Fatigue, part two

First off, let's call the beast by its name: burnout. When I'm working on things, my natural state is to use an unsustainable amount of brainpower. Sometimes I get recharge moments and everything works out ok, but at other times I reach the bottom and cease to be effective. Once I reach that point it's damn hard to get out of it. It takes weeks or even months to return back to the mindset of peak performance after burnout. I've experienced burnout quite a few times in the past, and I know exactly what to do to get myself back from it. But preventing it from happening in the first place, that appears to be a lot trickier. You need willpower to tell yourself to stop working on something interesting, and if you continue working at that point your willpower slowly slips away. It's easy to get lost. Especially if you're faced with the exact thing that would keep your brain busy.

An interesting problem is like a burnout virus for the mind. All you need is a problem that is challenging, exciting and complex, but also not complex enough to seem too daunting. Maybe you'll know how to solve 90% of it and the challenge of solving the remaining 10% is what motivates you to keep working on it. Then after you've worked it on for a while you start to realize that the remaining 10% of the problem is actually another problem that is as difficult as the original one. Once again, you know how to solve 90% of that problem and the remaining 10% is a challenge. Repeat ad infinitum. Or until your willpower is gone and you've achieved peak burnout. Congratulations.
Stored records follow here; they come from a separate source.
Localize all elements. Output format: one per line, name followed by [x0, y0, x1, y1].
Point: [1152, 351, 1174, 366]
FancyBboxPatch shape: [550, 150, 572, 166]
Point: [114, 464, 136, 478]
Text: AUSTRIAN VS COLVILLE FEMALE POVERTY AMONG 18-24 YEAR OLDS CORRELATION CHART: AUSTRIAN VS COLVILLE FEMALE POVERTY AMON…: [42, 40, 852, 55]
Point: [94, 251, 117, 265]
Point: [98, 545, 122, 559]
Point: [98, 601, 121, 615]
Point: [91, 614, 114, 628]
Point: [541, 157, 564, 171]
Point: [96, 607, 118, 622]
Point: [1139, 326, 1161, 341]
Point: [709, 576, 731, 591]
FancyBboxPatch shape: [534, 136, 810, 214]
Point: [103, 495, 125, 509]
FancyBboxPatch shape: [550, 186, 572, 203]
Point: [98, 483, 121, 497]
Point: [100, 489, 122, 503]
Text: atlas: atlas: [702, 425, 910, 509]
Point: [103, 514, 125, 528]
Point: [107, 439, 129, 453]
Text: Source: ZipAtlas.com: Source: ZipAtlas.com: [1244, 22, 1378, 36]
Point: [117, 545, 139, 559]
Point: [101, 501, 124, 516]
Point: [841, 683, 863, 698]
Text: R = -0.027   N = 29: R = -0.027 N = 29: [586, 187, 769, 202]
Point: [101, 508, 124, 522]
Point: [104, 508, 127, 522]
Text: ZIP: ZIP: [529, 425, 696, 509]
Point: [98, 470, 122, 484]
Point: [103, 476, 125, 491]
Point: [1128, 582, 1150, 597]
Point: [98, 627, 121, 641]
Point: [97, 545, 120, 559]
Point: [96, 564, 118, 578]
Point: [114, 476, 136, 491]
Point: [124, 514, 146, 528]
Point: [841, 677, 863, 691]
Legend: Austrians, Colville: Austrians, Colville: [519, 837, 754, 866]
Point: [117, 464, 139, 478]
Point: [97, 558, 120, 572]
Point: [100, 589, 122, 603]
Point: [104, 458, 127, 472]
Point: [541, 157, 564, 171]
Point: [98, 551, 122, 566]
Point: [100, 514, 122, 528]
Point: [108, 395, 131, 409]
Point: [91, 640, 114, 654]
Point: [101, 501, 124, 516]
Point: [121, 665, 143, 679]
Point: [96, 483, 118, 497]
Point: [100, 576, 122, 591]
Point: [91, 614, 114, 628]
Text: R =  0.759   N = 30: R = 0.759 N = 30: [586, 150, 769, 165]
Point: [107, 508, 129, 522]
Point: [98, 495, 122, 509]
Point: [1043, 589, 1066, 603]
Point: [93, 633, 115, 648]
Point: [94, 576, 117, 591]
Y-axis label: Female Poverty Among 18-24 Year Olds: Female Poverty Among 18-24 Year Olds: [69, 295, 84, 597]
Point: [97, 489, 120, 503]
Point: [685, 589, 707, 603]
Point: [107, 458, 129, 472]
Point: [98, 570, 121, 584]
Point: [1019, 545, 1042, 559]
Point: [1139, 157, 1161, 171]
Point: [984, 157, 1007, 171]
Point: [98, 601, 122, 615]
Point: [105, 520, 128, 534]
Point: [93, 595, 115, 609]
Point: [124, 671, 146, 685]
Recognizing that you're about to get stuck in this loop is important. It's the mindset of believing that you'll solve these kinds of problems immediately, or by just devoting more brain-time to them, because then you'll get into the willpower-draining self-loop that eventually leads to burnout. There's always one more thing to solve; one more thing that needs fixing or thinking about. What matters more than solving the problem is keeping yourself in a state where you're able to solve problems. And draining yourself towards burnout is the exact opposite of what you should be doing. Take time off. Think about other things. Don't worry if you still think about the problem in the shower or before going to sleep, it'll drain itself from your brain eventually. No problem is as important as keeping your mental self in its best possible state.

(Yes, this post was totally advice to myself. Felt good to write about it though.)